My sister and I are twelve years apart. When she got married in 2002, she was 26, and that was YOUNG. They were the first of their friends to get married. I kid you not.
Here I am today, at 23, and the vast majority of my friends are engaged or married. And several have children.
What the hell? I thought the age of marriage was going up in the country. Also, a lot of my engaged friends are YOUNGER than I.
Maybe it’s just the school I went to. It was a lot of people from small Midwest towns who carried their high school girlfriends and boyfriends with them into college. Many people found the love of their life in college.
I’ve never held down a relationship for a significant time. Only within the past year did I break my previous record of six months. And none of my relationships have been exactly normal or healthy. I would have thought by this time I’d at least would have gotten the hang of it. That I would’ve had at least one long term relationship by now. But that’s not the case.
Being surrounded by couples, married or not, it can get one down. I know I’m not supposed to let other people define my life or affect me, but when even the awful people you know in life (I’m talking some pretty AWFUL people) are getting what you can’t seem to get…it can be discouraging.
But I do try and enjoy being single, because I firmly believe this is the time of my life I’m supposed to be going out into the world, doing whatever I want, and have a good time. Getting married now only cuts that short! Sure, there are tons of things that two people can do together, but honestly, find me a man who wants to go to Azerbaijan. I dare you.

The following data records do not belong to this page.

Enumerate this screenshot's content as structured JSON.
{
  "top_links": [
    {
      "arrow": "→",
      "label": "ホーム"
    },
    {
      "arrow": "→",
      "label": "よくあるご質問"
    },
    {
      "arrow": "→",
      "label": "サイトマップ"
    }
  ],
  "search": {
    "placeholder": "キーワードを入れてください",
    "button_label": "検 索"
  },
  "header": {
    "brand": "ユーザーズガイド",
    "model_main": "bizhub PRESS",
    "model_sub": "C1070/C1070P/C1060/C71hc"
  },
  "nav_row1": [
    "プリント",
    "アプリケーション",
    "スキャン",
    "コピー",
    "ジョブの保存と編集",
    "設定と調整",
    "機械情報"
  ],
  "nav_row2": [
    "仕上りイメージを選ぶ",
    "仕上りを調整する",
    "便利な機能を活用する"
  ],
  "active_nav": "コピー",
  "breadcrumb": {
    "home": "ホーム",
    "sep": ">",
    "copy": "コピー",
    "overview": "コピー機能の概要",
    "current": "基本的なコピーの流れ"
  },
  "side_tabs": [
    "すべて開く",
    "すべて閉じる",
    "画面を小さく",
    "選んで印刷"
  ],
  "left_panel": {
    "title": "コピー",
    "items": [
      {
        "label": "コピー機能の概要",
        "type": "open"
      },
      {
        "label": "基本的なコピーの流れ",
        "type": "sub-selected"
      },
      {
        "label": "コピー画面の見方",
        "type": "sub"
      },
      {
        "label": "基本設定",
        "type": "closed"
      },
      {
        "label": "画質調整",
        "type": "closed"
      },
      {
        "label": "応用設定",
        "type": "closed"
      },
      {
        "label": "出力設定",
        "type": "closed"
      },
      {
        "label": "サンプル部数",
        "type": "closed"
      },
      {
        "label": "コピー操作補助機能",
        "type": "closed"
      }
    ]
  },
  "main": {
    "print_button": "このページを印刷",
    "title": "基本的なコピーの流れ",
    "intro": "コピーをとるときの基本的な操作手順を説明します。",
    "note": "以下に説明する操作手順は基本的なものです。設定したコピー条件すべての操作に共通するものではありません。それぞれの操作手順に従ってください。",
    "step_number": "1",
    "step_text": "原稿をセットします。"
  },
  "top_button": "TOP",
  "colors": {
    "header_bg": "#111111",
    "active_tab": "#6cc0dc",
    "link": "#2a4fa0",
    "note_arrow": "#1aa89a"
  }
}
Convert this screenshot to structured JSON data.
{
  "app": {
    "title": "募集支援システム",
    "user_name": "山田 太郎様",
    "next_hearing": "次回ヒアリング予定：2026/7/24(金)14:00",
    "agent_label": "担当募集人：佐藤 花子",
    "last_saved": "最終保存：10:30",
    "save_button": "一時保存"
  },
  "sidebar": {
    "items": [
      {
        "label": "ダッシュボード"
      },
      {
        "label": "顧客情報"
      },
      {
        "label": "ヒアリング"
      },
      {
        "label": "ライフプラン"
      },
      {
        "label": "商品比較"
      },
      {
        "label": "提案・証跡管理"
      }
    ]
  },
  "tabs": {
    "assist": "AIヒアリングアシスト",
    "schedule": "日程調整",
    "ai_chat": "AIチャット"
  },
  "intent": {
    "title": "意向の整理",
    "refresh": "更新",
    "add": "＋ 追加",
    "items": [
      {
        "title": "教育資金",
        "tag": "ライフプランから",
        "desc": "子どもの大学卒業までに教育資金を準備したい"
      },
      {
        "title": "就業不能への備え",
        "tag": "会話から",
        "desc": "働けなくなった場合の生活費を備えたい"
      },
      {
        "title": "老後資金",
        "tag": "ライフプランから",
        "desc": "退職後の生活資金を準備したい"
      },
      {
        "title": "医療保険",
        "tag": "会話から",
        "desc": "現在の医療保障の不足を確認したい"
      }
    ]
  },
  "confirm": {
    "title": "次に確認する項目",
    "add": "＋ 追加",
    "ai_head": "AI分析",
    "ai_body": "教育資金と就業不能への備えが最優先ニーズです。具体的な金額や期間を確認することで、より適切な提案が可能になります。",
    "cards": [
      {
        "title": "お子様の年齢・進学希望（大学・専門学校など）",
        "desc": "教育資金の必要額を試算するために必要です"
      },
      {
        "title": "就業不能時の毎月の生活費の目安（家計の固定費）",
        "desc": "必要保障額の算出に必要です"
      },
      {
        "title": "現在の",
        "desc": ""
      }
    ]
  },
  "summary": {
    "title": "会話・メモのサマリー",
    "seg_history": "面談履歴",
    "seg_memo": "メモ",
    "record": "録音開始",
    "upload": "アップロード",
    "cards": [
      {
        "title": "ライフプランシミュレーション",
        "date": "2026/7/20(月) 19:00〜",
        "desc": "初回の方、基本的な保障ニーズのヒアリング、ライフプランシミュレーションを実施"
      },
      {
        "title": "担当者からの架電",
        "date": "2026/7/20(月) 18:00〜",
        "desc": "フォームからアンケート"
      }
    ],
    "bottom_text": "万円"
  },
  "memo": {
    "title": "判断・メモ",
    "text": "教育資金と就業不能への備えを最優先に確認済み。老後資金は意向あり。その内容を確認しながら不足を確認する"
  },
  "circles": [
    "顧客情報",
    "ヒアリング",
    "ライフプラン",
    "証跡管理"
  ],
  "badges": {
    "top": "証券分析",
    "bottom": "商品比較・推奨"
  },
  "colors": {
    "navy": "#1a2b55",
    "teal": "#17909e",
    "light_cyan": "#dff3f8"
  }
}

I have a lot I want to do. Move to New York. Learn paddleboarding. See an F1 race in person. Travel all over. Get a Master’s. Maybe convert to Orthodoxy! And of course, draw comics! And I want to do these things when I please in my own time.
In the past, I’ve told boyfriends ” I’m interested in doing this” and forever more they just pester me about it. “When are you doing this? Have you done this yet? Here’s a place/way you can do this.” It’s obnoxious. I’ll do it in my own way and time.
Also, no matter how cool a guy thinks it is that I draw comics, they don’t really think it is, because they never give me the time I need to draw, and they never show enough interest in it. They think that they think it’s cool at first, but then they’re like “I don’t care about that.”
All in all, I’m having a ton of fun. I am enjoying the single life, drifting where I please and not having to explain everything to someone. I have to remember that I’m only 23, and that I’m not supposed to be running into marriage like everyone else.